Strong legal recommendation for OUTA to appeal
The meeting concluded that the judgment is clearly wrong in several material respects and should not go unchallenged. Foremost among these are the following:
1. The judge’s interpretation of Section 27 of the SANRAL Act effectively renders public participation meaningless and is out of line with other Constitutional Court decisions on the right to fair administrative action. The judge held that:
(a) The public did not have to be properly informed of the extent of SANRAL’s plans to upgrade and e-toll GFIP, which comes at great cost to the road user.
(b) It was not necessary for SANRAL to effectively bring their plans to e-toll to the attention of the road using public by proper publication in the various media etc.
2. The judge held that the standard of fairness in section 4 of the Promotion of Administrative Justice Act (PAJA) is a subjective one, as opposed to an objective test as required by the Constitution. The public participation procedure initially adopted by SANRAL was accepted as fair by the judge for the purposes of section 4 of PAJA merely because SANRAL considered it to be fair.
3. The judge did not consider many of the key grounds of review raised by the Opposition to Urban Tolling Alliance (OUTA) at all (for instance, the failure of the Minister of Transport to consider the full costs of e-toll collection, the fact that materially incorrect information was placed before the Minister of Transport on the costs of e-toll collection in any event, and the disproportionate costs of e-tolling as a method of funding) on account of a misreading of the Constitutional Court judgment overturning the interim interdict in September 2012.
4. The judge misdirected himself in failing to consider binding authority on costs awards in constitutional and public interest litigation and ordering the applicants to pay costs. The costs order was wholly inappropriate given that the application was brought in the public interest and in defense of the constitutional right to just administrative action and the constitutional right protecting against arbitrary deprivation of property. The costs order was wholly inappropriate for the further reason that the papers had explicitly informed the judge that the application was funded predominantly by the public with the use of funds gathered by means of public fund raising. The costs order is a very harmful precedent that will have a negative and dissuasive impact on public interest litigation and the challenging – where necessary – of government action by civil society, which is a critical and much needed feature of a constitutional democracy.

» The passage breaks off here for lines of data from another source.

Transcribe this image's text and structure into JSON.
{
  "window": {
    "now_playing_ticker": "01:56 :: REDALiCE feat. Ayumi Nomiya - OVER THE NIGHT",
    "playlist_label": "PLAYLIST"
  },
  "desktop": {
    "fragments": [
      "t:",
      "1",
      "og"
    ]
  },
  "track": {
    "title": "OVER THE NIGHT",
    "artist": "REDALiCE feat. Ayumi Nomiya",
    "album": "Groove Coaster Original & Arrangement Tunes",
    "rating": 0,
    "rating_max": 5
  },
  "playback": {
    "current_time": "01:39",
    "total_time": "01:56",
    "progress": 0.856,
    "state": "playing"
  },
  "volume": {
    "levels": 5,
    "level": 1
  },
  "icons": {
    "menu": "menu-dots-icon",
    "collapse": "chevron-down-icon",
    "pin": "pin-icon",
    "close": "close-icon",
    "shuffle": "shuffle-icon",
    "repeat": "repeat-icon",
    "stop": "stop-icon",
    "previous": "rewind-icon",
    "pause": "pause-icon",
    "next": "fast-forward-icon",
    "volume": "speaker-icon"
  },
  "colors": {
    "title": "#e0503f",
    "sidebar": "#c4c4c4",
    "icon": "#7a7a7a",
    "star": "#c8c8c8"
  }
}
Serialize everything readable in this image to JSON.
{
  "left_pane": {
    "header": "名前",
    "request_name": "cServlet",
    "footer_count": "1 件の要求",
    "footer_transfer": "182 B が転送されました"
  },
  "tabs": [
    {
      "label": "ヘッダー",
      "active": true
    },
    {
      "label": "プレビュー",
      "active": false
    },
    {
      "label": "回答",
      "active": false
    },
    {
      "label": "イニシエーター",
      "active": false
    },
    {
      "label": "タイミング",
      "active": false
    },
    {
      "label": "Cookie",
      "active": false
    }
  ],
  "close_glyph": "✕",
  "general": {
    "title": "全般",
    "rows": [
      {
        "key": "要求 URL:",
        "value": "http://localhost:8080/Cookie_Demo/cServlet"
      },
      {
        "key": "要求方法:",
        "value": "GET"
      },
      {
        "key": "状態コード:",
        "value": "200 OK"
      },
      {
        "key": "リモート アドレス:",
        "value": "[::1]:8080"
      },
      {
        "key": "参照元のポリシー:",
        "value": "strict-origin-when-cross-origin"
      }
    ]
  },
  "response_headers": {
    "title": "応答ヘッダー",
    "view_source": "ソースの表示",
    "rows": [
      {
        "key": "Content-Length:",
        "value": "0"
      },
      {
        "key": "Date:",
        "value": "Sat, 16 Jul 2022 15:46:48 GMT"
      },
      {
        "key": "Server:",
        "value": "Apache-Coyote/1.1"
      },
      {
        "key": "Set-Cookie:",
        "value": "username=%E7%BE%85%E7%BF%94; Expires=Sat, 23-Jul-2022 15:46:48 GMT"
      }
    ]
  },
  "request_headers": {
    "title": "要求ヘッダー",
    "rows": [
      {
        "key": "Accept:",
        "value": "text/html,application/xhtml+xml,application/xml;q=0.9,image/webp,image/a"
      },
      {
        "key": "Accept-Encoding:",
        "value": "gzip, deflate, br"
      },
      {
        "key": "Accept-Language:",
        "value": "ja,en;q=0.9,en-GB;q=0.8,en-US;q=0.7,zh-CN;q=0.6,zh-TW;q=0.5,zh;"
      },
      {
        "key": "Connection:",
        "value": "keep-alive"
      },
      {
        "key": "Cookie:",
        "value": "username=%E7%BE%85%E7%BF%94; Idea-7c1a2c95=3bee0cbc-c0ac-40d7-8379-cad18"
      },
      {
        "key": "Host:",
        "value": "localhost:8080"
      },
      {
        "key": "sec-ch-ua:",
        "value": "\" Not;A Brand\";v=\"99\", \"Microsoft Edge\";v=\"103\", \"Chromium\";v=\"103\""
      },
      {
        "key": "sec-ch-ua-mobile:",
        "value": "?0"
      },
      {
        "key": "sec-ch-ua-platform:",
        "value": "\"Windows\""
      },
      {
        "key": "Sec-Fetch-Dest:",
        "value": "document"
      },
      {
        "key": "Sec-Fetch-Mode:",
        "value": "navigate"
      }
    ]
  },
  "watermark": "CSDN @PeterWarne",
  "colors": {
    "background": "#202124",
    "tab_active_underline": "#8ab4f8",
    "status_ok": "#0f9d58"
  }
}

The judgment should be appealed in order to vindicate and protect the rule of law. In the case of e-tolling, the law - namely section 27 of the SANRAL Act – required SANRAL to conduct a meaningful public participation process at the outset, which decidedly was not done. The GFIP e-toll scheme is accordingly unlawful, and hundreds of thousands of road users are presently at risk of being forced to pay e-toll in terms of a scheme that was not lawfully introduced. OUTA will seek new mandates from its supporters to pursue the legal appeal. The first step, the application for leave to appeal, must be lodged by 9 January 2013.